Another innovative model with potential to realize the vision of the IOM reports is called the Virtual Dental Home. Designed to improve oral health of vulnerable and underserved populations, this model is being demonstrated in nine sites across California. The populations being served range from children in Head Start centers and elementary schools to older or disabled adults in residential care settings and nursing homes. In this model, allied dental personnel work in community locations and collaborate with dentists who are not in these locations to form a distributed system of care. They use telehealth technology to collaborate with dentists. After consultation with the dentist, they are able to keep the majority of people in these locations healthy using health promotion and prevention education; dental disease risk assessment; preventive procedures such as application of fluoride varnish, dental sealants, dental prophylaxis and periodontal scaling; placing carious teeth in a holding pattern using interim therapeutic restorations (ITR); and tracking and supporting the individual’s need for and compliance with recommendations for additional and follow-up dental services. Placing ITRs has been approved for this project by the California Office of Statewide Health Planning and Development under the Health Workforce Pilot Project application #172.

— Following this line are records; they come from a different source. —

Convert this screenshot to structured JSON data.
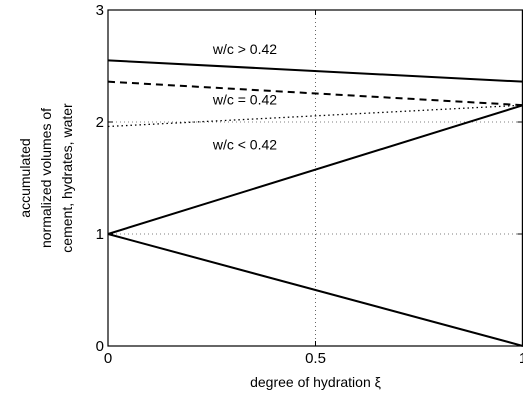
{
  "chart_data": {
    "type": "line",
    "title": "",
    "xlabel": "degree of hydration ξ",
    "ylabel_lines": [
      "accumulated",
      "normalized volumes of",
      "cement, hydrates, water"
    ],
    "xlim": [
      0,
      1
    ],
    "ylim": [
      0,
      3
    ],
    "xticks": [
      0,
      0.5,
      1
    ],
    "xtick_labels": [
      "0",
      "0.5",
      "1"
    ],
    "yticks": [
      0,
      1,
      2,
      3
    ],
    "ytick_labels": [
      "0",
      "1",
      "2",
      "3"
    ],
    "grid": "dotted",
    "series": [
      {
        "name": "",
        "style": "solid",
        "x": [
          0,
          1
        ],
        "y": [
          2.55,
          2.36
        ]
      },
      {
        "name": "",
        "style": "dashed",
        "x": [
          0,
          1
        ],
        "y": [
          2.36,
          2.15
        ]
      },
      {
        "name": "",
        "style": "dotted",
        "x": [
          0,
          1
        ],
        "y": [
          1.96,
          2.15
        ]
      },
      {
        "name": "",
        "style": "solid",
        "x": [
          0,
          1
        ],
        "y": [
          1.0,
          2.15
        ]
      },
      {
        "name": "",
        "style": "solid",
        "x": [
          0,
          1
        ],
        "y": [
          1.0,
          0.0
        ]
      }
    ],
    "annotations": [
      {
        "text": "w/c > 0.42",
        "x": 0.33,
        "y": 2.65
      },
      {
        "text": "w/c = 0.42",
        "x": 0.33,
        "y": 2.2
      },
      {
        "text": "w/c < 0.42",
        "x": 0.33,
        "y": 1.8
      }
    ],
    "colors": {
      "line": "#000000",
      "grid": "#000000",
      "background": "#ffffff"
    }
  }
}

Finally I’ll briefly mention two other activities that support the IOM vision. In one, a California demonstration project funded by First5 of San Bernardino, trains nurses and social workers to perform an oral health risk assessment for children at risk of having a developmental disability. The nurses and social workers perform the risk assessment, triage family needs, provide education and information and apply fluoride varnish for children at risk of developing dental caries. Integrating oral health activities into the professional activities of nurses and social workers could be a key to vastly increasing the number of professionals engaged in oral health activities.
The last activity I’ll mention is an effort at the Pacific Center for Special Care at the University of the Pacific School of Dentistry to develop incentive systems that can drive activities toward efforts most likely to improve the oral health of vulnerable and underserved populations. As the IOM reports indicate, incentive systems are critical components of any efforts to improve oral health and it is critical that we align these incentive systems to produce the most value in terms of oral health for vulnerable and underserved populations.
So, the good news in difficult times is that we have unprecedented opportunities to explore innovative ways to improve health and reduce the cost of health care for vulnerable and underserved populations in order to realize the vision of the IOM reports. We need to continue to support the work described here as well as other innovative solutions.